9 Avez-vous toujours l'intention d'interdire le cégep anglophone aux francophones?

C'est dans le programme. Est-ce que ce sera déposé dans le projet de loi? Ce sera une décision prise par Diane De Courcy et le Conseil des ministres. Évidemment, on lit bien la situation politique telle qu'elle se présente et on n'a pas l'impression qu'il y a une majorité à l'Assemblée nationale pour aller de l'avant là-dessus. Est-ce qu'on le dépose sachant qu'on ne pourra pas le faire voter, ou on ne le dépose pas? C'est une décision à venir.

10 Que répondez-vous à ceux qui estiment que votre parti va trop loin dans ses efforts de francisation?

Si on veut agir pour le français et l'identité québécoise, il faut savoir que bien des gens vont trouver que ce n'est pas nécessaire et qu'on va trop loin.
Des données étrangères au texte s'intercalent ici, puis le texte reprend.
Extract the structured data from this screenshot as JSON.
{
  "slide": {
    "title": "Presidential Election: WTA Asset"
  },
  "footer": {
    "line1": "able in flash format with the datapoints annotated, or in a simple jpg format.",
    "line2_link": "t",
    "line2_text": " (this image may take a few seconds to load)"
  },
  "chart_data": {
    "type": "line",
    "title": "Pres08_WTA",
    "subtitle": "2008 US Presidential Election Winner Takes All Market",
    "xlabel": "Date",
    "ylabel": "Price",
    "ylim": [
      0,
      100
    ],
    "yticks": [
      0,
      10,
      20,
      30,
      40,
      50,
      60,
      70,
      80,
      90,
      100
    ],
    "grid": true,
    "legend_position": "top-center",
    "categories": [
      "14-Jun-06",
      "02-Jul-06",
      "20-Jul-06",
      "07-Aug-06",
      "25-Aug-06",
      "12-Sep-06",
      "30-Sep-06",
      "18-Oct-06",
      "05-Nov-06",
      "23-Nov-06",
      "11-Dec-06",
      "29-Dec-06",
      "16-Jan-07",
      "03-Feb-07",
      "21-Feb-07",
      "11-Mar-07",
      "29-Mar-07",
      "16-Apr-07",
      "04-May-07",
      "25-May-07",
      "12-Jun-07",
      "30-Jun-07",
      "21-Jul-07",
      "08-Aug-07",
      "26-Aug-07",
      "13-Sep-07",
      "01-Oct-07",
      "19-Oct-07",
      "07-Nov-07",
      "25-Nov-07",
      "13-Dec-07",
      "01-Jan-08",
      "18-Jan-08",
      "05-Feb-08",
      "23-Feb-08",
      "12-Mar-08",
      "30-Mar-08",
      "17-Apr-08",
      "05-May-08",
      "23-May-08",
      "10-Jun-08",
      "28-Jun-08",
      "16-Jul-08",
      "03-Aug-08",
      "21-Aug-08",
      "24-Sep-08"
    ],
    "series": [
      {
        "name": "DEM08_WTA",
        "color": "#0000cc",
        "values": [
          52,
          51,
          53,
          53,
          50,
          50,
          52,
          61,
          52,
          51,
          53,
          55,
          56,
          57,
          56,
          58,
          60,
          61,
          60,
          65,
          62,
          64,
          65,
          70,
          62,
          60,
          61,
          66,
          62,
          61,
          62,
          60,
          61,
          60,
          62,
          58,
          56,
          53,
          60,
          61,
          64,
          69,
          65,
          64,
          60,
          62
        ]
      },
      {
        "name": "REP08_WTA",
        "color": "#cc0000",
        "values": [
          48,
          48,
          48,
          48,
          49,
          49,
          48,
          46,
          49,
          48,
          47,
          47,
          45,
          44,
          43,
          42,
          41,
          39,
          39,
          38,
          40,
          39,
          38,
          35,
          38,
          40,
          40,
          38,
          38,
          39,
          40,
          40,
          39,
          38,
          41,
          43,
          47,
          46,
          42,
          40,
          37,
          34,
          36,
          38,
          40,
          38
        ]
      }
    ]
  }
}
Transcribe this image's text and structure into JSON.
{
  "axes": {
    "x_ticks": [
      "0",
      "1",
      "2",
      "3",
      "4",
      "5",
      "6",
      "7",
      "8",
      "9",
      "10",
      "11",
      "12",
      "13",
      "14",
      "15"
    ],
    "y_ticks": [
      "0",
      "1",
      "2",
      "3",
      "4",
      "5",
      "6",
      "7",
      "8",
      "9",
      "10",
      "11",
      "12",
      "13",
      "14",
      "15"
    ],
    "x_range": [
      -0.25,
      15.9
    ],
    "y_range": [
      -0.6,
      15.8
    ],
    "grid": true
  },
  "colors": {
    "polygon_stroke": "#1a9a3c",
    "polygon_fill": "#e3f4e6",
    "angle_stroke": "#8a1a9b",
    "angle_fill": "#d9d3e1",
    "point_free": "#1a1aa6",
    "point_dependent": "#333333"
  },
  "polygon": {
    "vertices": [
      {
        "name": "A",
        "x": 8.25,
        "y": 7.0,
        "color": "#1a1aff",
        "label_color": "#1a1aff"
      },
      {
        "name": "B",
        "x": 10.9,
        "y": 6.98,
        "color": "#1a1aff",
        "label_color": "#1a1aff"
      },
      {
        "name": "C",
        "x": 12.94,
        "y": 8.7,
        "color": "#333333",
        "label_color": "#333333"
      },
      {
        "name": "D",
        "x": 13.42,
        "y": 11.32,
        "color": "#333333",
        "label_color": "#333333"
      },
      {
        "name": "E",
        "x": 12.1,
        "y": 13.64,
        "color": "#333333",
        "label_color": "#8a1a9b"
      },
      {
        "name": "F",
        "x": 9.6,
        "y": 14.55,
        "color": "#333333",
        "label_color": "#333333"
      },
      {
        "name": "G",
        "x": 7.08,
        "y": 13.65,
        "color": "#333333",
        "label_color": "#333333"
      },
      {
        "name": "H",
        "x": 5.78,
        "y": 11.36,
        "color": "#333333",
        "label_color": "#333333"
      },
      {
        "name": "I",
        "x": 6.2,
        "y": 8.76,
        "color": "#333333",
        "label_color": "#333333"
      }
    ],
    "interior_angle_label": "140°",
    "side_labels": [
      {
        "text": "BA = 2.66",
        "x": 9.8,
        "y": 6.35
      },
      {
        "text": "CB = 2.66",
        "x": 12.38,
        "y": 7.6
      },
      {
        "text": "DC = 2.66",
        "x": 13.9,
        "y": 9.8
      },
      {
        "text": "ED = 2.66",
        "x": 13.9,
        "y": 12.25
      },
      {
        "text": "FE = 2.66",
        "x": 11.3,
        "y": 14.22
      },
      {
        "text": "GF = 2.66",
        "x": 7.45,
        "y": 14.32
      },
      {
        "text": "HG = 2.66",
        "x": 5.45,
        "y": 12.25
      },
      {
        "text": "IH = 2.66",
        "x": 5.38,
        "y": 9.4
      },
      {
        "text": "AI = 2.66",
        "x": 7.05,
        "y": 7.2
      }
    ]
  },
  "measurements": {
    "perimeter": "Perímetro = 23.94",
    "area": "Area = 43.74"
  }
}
Si on les avait écoutés, le français serait en très mauvaise posture aujourd'hui.

TWITTER +1 Daniel Thibault (@danielthibault sur Twitter)

Certains voient de la naïveté dans votre effort de transparence dans la communication. Que répondez-vous?

À choisir mes erreurs, j'aime mieux des erreurs transparentes que des erreurs opaques.